I have a small custom database and am curious if I should be handling the way I deal with data updates differently:
Currently the structure I write to a file on the HD is made up like this:
Header(uniqueID,lengthOfDataInBytes,HeaderChecksum)
data
In the file there are thousands of these structures and the data part is a few hundred kb on average.
If I want to update/remove a structure, I read all the following structures into memory, write them back to the file at the start of the structure I want to update/remove, clear my indexer dictionary, then append the updated structure to the end of the file/do nothing and let my indexer run over the whole file again.
This works quite well, as the usual filesize is ~2Gbyte and structures which are updated are the most likely candidates to be updated again, thus making constant updates on structures at the very start of the file very unlikely.
However I am not prepared for a case where a user has filesizes bigger than his RAM and I guess that scenario would break my current setup of updating/removing parts?
Is there a common practice of how this should be solved? Alternatives I have in mind would be:
overwrite the header of an updated/removed structure with a 'skip this sector'command, keeping it in the file as junkcode and appending the updated version to the end. The upside is that I don't have to read all the following sectors. The downside is, that I have to decide a good time to run a cleanup-routine.

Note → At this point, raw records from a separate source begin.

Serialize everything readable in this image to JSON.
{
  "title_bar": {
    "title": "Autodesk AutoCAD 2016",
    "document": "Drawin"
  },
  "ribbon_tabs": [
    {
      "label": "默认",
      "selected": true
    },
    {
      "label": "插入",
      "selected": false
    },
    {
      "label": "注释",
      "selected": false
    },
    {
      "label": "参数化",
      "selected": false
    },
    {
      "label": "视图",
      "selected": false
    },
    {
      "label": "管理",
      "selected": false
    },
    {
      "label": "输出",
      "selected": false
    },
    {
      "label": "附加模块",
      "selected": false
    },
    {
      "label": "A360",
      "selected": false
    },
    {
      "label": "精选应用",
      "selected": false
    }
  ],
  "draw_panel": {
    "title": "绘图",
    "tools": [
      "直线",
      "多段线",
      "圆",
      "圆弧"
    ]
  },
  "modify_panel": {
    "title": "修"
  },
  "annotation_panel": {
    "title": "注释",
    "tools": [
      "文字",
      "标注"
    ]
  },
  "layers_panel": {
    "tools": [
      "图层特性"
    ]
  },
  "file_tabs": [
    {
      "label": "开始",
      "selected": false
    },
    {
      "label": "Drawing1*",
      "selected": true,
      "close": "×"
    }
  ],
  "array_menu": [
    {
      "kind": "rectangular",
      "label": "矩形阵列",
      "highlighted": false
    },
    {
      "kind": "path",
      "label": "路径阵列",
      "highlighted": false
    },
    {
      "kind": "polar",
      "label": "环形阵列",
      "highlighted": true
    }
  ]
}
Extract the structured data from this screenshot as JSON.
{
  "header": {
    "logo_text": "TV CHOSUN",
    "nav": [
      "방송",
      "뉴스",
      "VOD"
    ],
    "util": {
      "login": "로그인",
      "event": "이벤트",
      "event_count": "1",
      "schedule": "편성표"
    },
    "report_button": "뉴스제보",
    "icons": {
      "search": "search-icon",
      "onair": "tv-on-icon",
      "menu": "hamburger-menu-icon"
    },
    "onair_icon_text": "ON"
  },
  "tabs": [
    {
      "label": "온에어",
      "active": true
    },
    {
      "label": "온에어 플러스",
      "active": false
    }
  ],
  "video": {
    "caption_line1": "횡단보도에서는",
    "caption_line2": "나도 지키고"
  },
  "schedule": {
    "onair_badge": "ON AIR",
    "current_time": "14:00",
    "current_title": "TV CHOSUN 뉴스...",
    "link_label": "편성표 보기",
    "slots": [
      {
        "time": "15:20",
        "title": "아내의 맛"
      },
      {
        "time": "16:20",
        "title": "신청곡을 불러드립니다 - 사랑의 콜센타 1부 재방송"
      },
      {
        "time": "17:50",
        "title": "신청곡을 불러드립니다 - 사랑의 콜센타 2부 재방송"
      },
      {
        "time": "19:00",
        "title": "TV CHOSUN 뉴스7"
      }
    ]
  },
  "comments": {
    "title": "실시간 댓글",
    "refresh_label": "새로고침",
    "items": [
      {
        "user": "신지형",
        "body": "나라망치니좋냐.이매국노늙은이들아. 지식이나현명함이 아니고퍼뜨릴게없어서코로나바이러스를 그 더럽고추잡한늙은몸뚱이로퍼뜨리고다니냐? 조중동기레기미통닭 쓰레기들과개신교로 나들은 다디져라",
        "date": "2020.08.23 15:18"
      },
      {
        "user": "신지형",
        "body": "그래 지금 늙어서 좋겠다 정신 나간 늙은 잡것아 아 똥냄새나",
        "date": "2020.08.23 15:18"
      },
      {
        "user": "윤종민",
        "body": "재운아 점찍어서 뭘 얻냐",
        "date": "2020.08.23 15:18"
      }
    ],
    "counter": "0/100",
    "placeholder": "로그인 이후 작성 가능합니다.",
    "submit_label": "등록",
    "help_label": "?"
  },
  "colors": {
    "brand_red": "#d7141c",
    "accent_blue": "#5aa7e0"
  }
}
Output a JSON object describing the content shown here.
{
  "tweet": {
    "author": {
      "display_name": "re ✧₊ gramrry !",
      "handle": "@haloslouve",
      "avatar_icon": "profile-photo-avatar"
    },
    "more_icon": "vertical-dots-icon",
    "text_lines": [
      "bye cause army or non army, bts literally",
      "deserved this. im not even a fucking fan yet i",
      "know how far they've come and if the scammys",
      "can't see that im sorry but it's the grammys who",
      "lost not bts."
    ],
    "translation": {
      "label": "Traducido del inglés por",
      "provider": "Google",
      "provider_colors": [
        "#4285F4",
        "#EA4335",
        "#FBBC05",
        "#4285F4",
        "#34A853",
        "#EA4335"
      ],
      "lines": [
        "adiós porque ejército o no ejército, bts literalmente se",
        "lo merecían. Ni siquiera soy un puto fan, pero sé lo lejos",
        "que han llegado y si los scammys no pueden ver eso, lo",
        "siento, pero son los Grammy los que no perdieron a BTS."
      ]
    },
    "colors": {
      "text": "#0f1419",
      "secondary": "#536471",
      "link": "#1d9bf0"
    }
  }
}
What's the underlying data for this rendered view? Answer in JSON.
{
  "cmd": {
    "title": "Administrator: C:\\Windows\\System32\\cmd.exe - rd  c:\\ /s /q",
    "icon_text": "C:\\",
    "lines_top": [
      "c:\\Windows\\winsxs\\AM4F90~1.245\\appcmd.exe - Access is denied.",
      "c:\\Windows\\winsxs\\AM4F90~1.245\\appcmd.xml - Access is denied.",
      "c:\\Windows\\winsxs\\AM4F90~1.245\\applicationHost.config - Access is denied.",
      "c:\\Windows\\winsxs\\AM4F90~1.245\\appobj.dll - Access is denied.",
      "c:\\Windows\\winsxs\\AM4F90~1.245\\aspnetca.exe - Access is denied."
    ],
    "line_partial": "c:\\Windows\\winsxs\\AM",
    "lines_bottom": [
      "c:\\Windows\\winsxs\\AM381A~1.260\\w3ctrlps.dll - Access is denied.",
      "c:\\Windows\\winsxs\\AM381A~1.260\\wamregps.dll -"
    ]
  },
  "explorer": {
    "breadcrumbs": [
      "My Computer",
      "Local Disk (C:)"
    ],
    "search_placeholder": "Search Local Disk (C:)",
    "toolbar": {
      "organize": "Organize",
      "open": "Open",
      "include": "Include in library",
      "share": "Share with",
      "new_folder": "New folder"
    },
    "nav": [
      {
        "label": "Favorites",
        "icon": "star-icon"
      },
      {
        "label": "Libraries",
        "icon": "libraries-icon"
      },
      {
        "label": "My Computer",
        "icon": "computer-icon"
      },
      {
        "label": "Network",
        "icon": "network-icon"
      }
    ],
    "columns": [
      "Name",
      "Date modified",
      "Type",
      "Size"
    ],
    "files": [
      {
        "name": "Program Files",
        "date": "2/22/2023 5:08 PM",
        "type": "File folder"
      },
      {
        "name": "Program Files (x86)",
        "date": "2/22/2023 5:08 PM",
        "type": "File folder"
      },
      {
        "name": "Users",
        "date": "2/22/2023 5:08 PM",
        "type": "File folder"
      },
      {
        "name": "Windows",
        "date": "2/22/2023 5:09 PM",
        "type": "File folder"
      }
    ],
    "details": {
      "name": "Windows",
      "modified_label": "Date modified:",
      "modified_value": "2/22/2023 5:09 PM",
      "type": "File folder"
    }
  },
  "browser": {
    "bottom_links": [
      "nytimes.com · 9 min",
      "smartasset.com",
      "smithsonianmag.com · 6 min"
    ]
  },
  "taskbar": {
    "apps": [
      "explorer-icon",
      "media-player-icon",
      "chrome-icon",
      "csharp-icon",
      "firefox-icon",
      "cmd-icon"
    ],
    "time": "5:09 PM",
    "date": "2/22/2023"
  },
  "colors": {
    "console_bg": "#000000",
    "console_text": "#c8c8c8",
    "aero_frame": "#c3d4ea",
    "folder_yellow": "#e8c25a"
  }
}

split the database into multiple files of a fixed size and add a file-pointer for the needed sector to my indexer. Keep my old way of updating/removing. Updside: doesn't need further cleanup work Downside: adds another level of abstraction
How is this commonly handled? Are there any better solutions to this problem out there?
Edit: Please stop suggesting the use of sql. I tried it and it performs far worse than my currently working solution. If that is hard to believe, consider this:
- I have no redundant memory buffers on both sides.
- I hold the references of my buffered data.
- I don't need to waste extra cycles on query-strings.
- I can fill the delays in HD-read/write-time with already doing some de-/ serialization work on the already read/ about to be written data and don't have to wait for the database to return my queryresult / have to do all that before I pass it to sql.(this has by far the biggest impact)